Kein Ende des Linux-Trends

24.11.2005
Von 
Ludger Schmitz war freiberuflicher IT-Journalist in Kelheim. Er ist spezialisiert auf Open Source und neue Open-Initiativen.

Stärker kooperieren

Offenbar wächst in der deutschen Linux-Dienstleistungsszene die Bereitschaft zur Zusammenarbeit. Millenux-Chef Uhl wünscht sich eine "Open-Source-Supply-Chain" zwischen den Dienstleistern. Das kommt bei Peter Ganten, Chef des Bremer Linux-Dienstleisters Univention, gut an: "Wir sollten stärker Komponenten von anderen Linux-Spezialisten nutzen." Ralf Allrutz, Mitglied der Geschäftsleitung der Tübinger Science + Computing AG, pflichtet bei: "Wir sollten unsere Komponenten zusammenbringen."

Unwidersprochen kritisierte Uhl auf der Linuxworld bei einem Treffen verschiedener Linux-Dienstleister "die Kräfteverschwendung durch unterschiedliche Ansätze"; Groupware sei diesbezüglich dass krasseste Beispiel.
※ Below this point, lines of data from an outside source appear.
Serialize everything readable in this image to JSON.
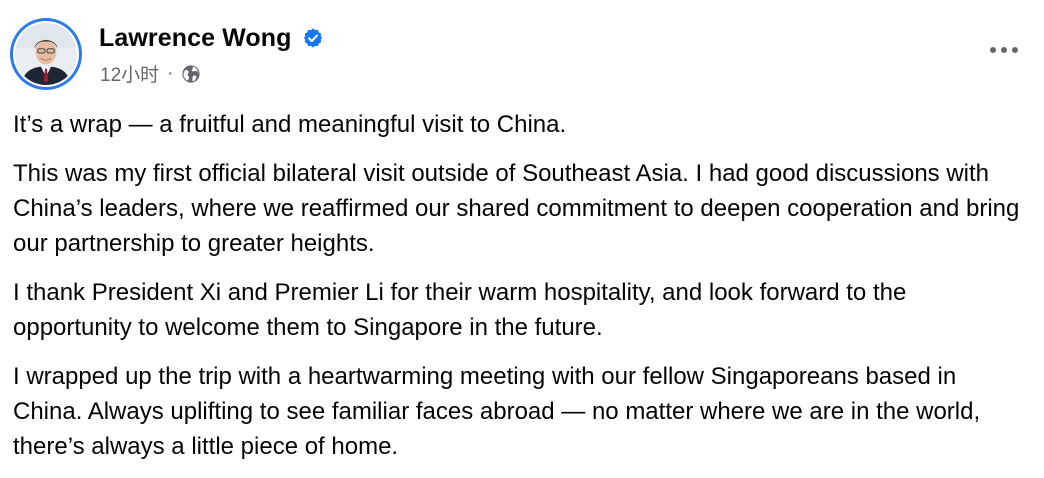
{
  "post": {
    "author": "Lawrence Wong",
    "timestamp": "12小时",
    "separator": "·",
    "verified_icon": "verified-badge-icon",
    "audience_icon": "globe-icon",
    "menu_icon": "more-options-icon",
    "paragraphs": [
      "It’s a wrap — a fruitful and meaningful visit to China.",
      "This was my first official bilateral visit outside of Southeast Asia. I had good discussions with China’s leaders, where we reaffirmed our shared commitment to deepen cooperation and bring our partnership to greater heights.",
      "I thank President Xi and Premier Li for their warm hospitality, and look forward to the opportunity to welcome them to Singapore in the future.",
      "I wrapped up the trip with a heartwarming meeting with our fellow Singaporeans based in China. Always uplifting to see familiar faces abroad — no matter where we are in the world, there’s always a little piece of home."
    ]
  },
  "colors": {
    "verified_blue": "#1877f2",
    "avatar_ring": "#2d7bea",
    "secondary_text": "#65676b",
    "primary_text": "#050505"
  }
}
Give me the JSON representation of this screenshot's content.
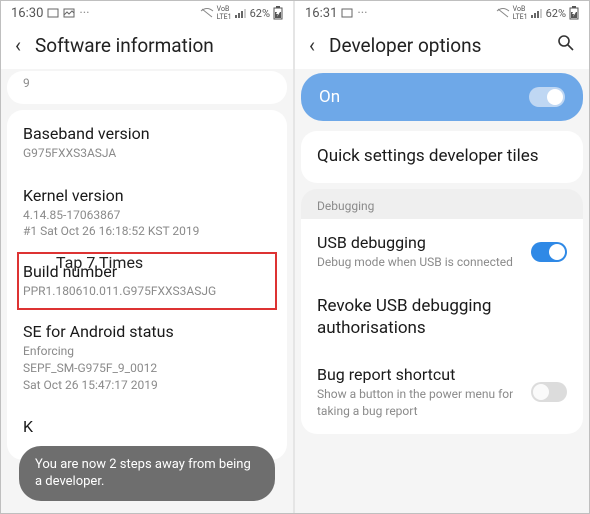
{
  "left": {
    "status": {
      "time": "16:30",
      "battery": "62%"
    },
    "title": "Software information",
    "android_version_partial": "9",
    "baseband": {
      "label": "Baseband version",
      "value": "G975FXXS3ASJA"
    },
    "kernel": {
      "label": "Kernel version",
      "line1": "4.14.85-17063867",
      "line2": "#1 Sat Oct 26 16:18:52 KST 2019"
    },
    "tap_note": "Tap 7 Times",
    "build": {
      "label": "Build number",
      "value": "PPR1.180610.011.G975FXXS3ASJG"
    },
    "se": {
      "label": "SE for Android status",
      "line1": "Enforcing",
      "line2": "SEPF_SM-G975F_9_0012",
      "line3": "Sat Oct 26 15:47:17 2019"
    },
    "knox_partial": "K",
    "toast": "You are now 2 steps away from being a developer."
  },
  "right": {
    "status": {
      "time": "16:31",
      "battery": "62%"
    },
    "title": "Developer options",
    "master_toggle": "On",
    "quick_tiles": "Quick settings developer tiles",
    "section_debugging": "Debugging",
    "usb_debug": {
      "label": "USB debugging",
      "sub": "Debug mode when USB is connected"
    },
    "revoke": "Revoke USB debugging authorisations",
    "bugreport": {
      "label": "Bug report shortcut",
      "sub": "Show a button in the power menu for taking a bug report"
    }
  }
}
Es komme darauf an, strikt an Standards orientiert Komponenten für Business-Software zu entwickeln. Uhl: "Wir müssen in die Geschäftsprozesse herein."

Dabei verschiebt sich das Augenmerk zunehmend von der öffentlichen Hand auf Unternehmen. Man befürchtet, die große Koalition könnte der Linux-Szene nicht so wohl gesonnen sein wie die rot-grüne Regierung. "Wechselt der Wind?" fragt sich Bernhard Reiter, Geschäftsführer der an Free Software orientierten Intevation GmbH, Osnabrück. Auch auf Landesebene gebe es einen Trend gegen eigenständige Entscheidungen; denn das CDU-regierte Hessen werde zunehmend zum Schauplatz von Pilotprojekten, die auf andere Länder übertragen werden. Keine guten Aussichten.

Xandros als dritte Kraft?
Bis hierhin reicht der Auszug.